Suat Derviş hayalden hakikate geçtiği ve İthaki yayınları tarafından kitaplaştırılan yoksul mahallelerinde yaptığı gezi sırasında 1929 büyük depresyonunun izinde bütün bir Türkiye’yi ve İstanbul’un yoksul mahallelerini kasıp kavuran eşitsizlikleri dile getirdiği röportajlar serisinden oluşan Çöken İstanbul müstesna bir kitap. Türkiye’de halk ve hak temelli bir gazeteciliğin iki öncüsünden biri olan Suat Derviş, yoldaşı Neriman Hikmet gibi bu alanda öncü, kurucu bir rol üstleniyor. Derviş Cumhuriyetin kurulmasıyla birlikte Türkiye’nin girdiği kapitalist yolda, devletin bütün kurumlarıyla halkı dışlayan, onu yok sayan hiçe sayan politikalarının varlığını ispat eden bir tutumu var. Bu tutum gerçekçi bir tutum olmakla birlikte Suat Derviş’in sadece halkın duygu ve düşüncelerini aktaran bir tercüman olmadığını, Türkiye’de çalışan yoksul halkın sosyal güvencelere kavuşturulması gerektiğini savunarak bir aydın rolü üstlendiği görülüyor.
Türkiye kapitalizminin dünya kapitalizmiyle bütünleştiği 1930’lu yılların ikinci yarısında derinleşen sömürüye koşut olarak, halkı dışlama pratikleri üzerine inşa edilen Cumhuriyetin aslında Cumhuriyet olmadığı Suat Derviş’in kaleme aldığı röportajlarda bir kez daha netleşiyor. Bu gerçeğin kavranılması, Türkiye’nin bugüne kadar devam eden “imtiyazsız sınıfsız kaynaşmış bir kitle” resmi ideoloji yalanının geçerli olmadığının, kapitalist toplumda ezilen ve sömürülenlerin olduğunun ve bunların sayılarının her geçen gün artacağını gösteriyor. Derviş’i şaşırtan halk gerçekliği, Nişantaşı gibi hali vakti yerinde olduğu zannedilen bir İstanbul semtinde bile aç çocukların olduğunu dile getiren öğretmenlerin çaresizliğinden yankılanıyor. Açlığın ve sefaletin berbat armağanı verem hastalığının ve buna bağlı ölümlerin dile getirildiği satırlarla ortaya çıkıyor… Veremin bir salgına dönüşmesiyle yoksulluğun derece derece açlığa dönüşmesinin, sağlık sorunu olarak algılatılan Verem hastalığının aslında eşitsizlik ve sömürü ilişkilerinden bağımsız düşünülemeyeceğinin şahidine dönüştürüyor yazarı.. Suat Derviş’in bu şahitliği, eserlerinde de karşılığını buluyor.
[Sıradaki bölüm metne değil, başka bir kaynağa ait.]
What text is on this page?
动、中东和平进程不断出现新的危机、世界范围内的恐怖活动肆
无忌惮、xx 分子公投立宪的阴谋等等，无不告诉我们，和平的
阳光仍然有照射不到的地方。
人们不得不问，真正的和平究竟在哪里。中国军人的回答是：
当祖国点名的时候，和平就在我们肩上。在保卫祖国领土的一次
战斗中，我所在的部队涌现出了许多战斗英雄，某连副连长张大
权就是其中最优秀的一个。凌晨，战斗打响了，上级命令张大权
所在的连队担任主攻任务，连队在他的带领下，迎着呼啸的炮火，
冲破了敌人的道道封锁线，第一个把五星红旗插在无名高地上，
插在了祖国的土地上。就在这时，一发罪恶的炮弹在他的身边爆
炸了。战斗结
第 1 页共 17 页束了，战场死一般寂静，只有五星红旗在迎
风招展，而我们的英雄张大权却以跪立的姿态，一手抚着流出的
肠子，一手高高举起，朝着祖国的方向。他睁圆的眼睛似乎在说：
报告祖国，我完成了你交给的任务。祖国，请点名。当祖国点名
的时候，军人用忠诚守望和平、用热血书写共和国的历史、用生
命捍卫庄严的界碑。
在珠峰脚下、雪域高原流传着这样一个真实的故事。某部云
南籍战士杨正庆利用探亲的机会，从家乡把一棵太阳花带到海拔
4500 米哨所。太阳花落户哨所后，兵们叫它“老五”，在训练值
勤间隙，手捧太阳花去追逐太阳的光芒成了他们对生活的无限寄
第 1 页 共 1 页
Suat Derviş’in daha önce kaleme aldığım İstanbul’un Bir Gecesi ve Ankara Mahpusu gibi romanlarının kökeni ve ana fikrini merak edenler, bu meraklarının karşılığını Çöken İstanbul’da fazlasıyla buluyor. Sağlığın sosyal belirleyicileri olduğunu, sosyal belirleyicilerin eşitsizlik ve yoksulluk ve bunların sebebi olarak kapitalist sömürünün insanı insan olmaktan çıkardığını ispat eden satırlarıyla Suat Derviş, adeta toplumsal yapıyı analiz eden bir sosyolog gibi 1930’lu yılların İstanbul’unda bir yolculuğa çıkarıyor okurunu. Yolculukta Suat Derviş yoksulluktan eşyalarını satışa çıkaranlardan, kimsenin barınmak istemeyeceği rutubetli havasız sığınaklarda ömür tüketenlere, veremli evladını kaybeden annelerin dramına pek çok durakta insan ve toplum gerçeğini yeniden inşa ediyor.
Halkını yoksulluğa ve açlığa mahkum ve mecbur eden, dengeleyici hiç bir kurumu -sosyal sigorta ve işsizlik sigortası- gibi kurmaktan da imtina eden burjuva Cumhuriyetini reforma zorlayan, yine emekçi sınıfların mücadelesi olmuştur. Bugün tasfiye edilmeye çalışılan sosyal sigortalar sisteminin yararlarını yazılarıyla ortaya koyan Suat Derviş, bu aralar yine İthaki Yayınları arasından çıkan Çöken İstanbul’un devamı niteliğindeki Önce Kadınlar ve Çocuklar adlı kitapta bu kez derin yoksulluğun 1930’lardaki etkilerini kadınlar ve çocuklar üzerinden takip ediyor. Her okunduğunda halka yakın, kamu yararını gözeten bir habercilik nasıl yapılır ? Sorusuna yanıtlar veren Suat Derviş’in gazetecilik dönemi yazıları bu yüzden çok önemli. Unutulmuş bir gelenek yani halk için halka yakın habercilik yeniden kurulacaksa, ilham kaynağı ve somut örneğini arayanlar için kuvvetli bir referans kaynağı nedir diyenlere Suat Derviş’in bu iki kitabını tavsiye edebilirim.